The donations eclipsed the amount given from employees in the banking and legal sectors, according to The Wall Street Journal. The five companies were also the largest fundraising sources for Biden’s campaign.

While most tech employees have long supported Democratic candidates instead of Republican ones, previous presidential campaigns, including those of Hillary Clinton and former President Barack Obama, relied more on donors and corporations outside of the technology realm.

In addition to Alphabet and Microsoft, employees at the personal injury firm Morgan & Morgan, J.P. Morgan Chase, and Time Warner, now part of AT&T, were all major donors to Clinton’s 2016 campaign, according to Open Secrets. In 2012, Microsoft, Google, Deloitte, Time Warner, and Disney employees were among the top donors to Obama’s reelection campaign.

Wall Street employees also donated to Biden’s presidential campaign, with Goldman Sachs, Citigroup, Bank of America, Wells Fargo, and JP Morgan giving a collective $3.7 million. But Alphabet employees donated over $5.2 million, and Microsoft, Amazon, and Facebook employees gave $3.2 million, $2.8 million, and $1.9 million, respectively.

While campaign finance law prohibits corporations from donating directly to political campaigns, their employees can donate to campaigns as they choose.

During former President Donald Trump’s reelection bid, employees at American Airlines, Boeing, Lockheed Martin, Wells Fargo, and several government agencies donated the most to his campaign, according to Open Secrets.

The findings follow a growing wave of anti-big tech rhetoric, largely from Republicans who have alleged that the companies are biased against them and sensor conservative content at a far greater rate at which they censor liberal content.
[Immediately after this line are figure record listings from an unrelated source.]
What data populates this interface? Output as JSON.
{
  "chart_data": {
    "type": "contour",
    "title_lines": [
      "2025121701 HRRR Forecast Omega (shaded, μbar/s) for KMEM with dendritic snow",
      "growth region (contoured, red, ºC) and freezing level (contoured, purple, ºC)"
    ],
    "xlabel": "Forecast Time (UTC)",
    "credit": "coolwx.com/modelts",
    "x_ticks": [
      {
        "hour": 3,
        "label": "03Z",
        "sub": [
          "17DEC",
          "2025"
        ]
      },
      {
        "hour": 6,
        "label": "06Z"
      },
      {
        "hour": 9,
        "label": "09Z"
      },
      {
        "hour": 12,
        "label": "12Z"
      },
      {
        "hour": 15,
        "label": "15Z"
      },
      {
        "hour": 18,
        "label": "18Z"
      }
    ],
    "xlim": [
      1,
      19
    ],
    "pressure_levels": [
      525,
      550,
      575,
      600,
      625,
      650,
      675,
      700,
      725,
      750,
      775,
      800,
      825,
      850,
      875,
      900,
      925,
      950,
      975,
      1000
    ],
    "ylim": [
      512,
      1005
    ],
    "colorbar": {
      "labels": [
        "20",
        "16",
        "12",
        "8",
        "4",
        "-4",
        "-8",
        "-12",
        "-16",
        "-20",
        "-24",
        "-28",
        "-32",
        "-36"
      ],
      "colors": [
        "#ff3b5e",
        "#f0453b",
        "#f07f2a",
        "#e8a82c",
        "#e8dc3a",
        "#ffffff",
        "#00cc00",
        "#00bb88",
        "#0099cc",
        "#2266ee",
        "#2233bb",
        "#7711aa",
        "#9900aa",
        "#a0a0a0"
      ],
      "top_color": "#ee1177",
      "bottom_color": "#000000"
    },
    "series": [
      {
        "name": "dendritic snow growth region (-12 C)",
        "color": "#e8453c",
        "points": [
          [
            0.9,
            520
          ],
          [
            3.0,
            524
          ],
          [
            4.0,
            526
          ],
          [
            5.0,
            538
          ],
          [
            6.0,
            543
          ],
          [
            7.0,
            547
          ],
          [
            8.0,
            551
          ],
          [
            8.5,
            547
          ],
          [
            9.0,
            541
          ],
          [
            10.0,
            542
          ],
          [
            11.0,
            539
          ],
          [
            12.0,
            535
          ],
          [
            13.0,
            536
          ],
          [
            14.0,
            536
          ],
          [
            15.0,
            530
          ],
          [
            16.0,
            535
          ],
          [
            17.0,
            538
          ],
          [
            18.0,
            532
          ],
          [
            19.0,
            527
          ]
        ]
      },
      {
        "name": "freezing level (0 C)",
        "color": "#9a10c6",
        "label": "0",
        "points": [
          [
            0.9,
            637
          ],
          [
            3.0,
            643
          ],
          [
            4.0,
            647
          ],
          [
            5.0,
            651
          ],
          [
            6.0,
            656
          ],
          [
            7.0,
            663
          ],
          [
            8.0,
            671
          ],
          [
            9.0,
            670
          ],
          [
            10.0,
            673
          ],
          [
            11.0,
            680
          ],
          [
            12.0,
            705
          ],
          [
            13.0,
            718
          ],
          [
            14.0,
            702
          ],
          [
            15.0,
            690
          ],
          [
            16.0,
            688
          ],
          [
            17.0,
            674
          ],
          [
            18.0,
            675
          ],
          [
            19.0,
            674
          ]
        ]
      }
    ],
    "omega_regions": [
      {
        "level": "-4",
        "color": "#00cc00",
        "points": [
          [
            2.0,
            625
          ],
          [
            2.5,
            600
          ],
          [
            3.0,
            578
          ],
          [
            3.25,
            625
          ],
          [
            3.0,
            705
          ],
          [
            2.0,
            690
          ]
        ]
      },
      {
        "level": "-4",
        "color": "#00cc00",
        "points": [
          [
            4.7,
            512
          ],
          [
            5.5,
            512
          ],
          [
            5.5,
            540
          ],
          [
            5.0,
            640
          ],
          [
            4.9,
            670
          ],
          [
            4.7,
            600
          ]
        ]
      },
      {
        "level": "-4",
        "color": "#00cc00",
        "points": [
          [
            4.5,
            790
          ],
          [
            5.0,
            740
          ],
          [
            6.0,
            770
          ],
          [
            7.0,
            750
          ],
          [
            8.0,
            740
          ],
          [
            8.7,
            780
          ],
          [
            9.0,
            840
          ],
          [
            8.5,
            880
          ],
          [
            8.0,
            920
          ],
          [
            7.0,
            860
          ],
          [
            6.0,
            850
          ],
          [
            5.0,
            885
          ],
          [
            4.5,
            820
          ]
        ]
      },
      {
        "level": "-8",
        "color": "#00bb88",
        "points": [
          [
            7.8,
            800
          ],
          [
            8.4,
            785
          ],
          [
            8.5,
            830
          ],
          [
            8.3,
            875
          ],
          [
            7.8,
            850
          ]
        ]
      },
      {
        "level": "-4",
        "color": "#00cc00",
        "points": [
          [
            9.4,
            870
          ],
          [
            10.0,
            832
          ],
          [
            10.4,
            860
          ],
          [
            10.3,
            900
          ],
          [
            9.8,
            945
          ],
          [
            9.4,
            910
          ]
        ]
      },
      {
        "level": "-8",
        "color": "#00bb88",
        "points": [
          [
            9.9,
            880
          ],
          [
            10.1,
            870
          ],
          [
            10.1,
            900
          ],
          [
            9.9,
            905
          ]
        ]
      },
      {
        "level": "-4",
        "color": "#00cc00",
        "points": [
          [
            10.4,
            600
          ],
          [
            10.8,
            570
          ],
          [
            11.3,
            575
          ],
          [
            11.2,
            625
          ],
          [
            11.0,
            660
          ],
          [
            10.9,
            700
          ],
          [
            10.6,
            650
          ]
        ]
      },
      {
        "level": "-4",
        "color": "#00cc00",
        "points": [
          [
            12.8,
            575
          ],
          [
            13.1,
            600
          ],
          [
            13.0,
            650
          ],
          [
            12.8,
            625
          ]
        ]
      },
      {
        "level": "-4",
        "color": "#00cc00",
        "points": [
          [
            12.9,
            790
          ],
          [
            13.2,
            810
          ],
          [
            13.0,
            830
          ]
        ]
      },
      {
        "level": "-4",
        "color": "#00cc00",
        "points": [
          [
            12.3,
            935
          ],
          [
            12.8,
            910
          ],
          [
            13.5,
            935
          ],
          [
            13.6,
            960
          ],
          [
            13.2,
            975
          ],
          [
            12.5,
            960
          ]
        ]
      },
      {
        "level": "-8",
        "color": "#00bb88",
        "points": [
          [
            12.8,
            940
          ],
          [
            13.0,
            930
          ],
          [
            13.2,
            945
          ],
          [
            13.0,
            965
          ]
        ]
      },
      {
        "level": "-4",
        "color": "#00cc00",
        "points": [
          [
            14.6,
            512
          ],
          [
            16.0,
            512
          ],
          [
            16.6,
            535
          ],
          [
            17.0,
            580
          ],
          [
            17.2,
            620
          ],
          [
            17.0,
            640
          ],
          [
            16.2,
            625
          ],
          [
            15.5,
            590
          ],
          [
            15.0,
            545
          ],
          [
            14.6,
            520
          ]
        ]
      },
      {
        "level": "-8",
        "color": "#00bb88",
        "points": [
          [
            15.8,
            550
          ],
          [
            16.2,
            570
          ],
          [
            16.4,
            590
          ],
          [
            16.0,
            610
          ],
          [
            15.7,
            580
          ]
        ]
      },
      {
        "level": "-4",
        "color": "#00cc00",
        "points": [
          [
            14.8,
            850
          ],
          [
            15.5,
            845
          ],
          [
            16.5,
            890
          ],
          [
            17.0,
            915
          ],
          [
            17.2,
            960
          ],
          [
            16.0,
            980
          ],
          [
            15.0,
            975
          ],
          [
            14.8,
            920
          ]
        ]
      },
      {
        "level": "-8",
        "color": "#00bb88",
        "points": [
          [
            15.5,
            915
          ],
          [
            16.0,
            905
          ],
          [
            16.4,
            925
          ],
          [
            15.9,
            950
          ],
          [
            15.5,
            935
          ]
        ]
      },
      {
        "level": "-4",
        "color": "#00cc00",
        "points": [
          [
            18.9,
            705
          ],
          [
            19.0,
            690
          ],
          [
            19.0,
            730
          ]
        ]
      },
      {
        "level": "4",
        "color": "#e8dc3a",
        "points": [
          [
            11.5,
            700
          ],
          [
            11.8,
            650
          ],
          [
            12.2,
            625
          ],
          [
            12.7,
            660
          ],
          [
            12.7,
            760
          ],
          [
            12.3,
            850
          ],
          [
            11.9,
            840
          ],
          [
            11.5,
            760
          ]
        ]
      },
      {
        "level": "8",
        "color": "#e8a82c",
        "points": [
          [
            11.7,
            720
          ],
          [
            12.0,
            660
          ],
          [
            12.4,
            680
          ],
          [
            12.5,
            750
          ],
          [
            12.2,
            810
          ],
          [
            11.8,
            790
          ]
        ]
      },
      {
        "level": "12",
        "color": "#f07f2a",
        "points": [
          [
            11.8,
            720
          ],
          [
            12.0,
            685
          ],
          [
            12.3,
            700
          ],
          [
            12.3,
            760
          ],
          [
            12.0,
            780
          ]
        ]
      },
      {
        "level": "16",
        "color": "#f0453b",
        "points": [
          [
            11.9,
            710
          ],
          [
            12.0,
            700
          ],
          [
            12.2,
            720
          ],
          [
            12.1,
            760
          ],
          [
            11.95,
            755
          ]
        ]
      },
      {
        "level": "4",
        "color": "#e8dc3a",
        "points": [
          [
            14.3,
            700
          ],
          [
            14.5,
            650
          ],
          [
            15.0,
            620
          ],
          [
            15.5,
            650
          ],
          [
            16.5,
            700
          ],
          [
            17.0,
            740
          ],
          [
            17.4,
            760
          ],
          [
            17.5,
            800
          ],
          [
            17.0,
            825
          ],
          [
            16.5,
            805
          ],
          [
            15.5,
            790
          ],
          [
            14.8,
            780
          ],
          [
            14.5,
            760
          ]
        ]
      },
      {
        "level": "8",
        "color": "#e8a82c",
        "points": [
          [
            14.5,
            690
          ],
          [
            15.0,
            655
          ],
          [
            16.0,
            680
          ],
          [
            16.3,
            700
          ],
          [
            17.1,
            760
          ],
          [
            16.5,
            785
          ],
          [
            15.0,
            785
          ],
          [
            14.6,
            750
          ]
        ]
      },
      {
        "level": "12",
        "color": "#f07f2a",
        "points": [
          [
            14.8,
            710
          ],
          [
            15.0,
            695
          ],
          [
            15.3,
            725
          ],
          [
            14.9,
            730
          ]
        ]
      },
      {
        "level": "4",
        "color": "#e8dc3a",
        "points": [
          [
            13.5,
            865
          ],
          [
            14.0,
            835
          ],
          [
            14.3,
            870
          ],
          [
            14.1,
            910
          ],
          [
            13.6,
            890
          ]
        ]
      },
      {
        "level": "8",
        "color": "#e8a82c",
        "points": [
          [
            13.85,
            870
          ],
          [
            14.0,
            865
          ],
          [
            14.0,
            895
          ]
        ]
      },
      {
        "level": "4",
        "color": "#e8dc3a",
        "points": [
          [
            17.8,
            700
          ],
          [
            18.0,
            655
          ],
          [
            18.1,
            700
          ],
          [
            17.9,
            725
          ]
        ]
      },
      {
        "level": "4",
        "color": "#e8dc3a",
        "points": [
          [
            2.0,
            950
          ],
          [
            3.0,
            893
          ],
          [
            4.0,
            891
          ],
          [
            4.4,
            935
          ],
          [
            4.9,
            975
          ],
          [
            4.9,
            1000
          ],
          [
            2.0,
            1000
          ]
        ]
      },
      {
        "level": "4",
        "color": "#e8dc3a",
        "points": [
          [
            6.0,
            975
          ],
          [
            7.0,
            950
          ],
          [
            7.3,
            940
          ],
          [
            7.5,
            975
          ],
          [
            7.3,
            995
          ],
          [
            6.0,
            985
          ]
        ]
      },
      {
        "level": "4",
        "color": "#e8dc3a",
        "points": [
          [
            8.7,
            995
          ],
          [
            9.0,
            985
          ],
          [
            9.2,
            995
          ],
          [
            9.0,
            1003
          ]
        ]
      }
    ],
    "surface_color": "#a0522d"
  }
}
Tech companies, however, have denied that their censorship policies are politically motivated and that the beliefs of their employees guide their censorship decisions.

Lawmakers from both parties have also argued that tech companies, especially Facebook, Google, and Amazon, are too big, with many calling for additional governmental oversight and others calling for them to be broken up. The three companies are all facing antitrust investigations, and their three CEOS are scheduled to testify before a House committee in March.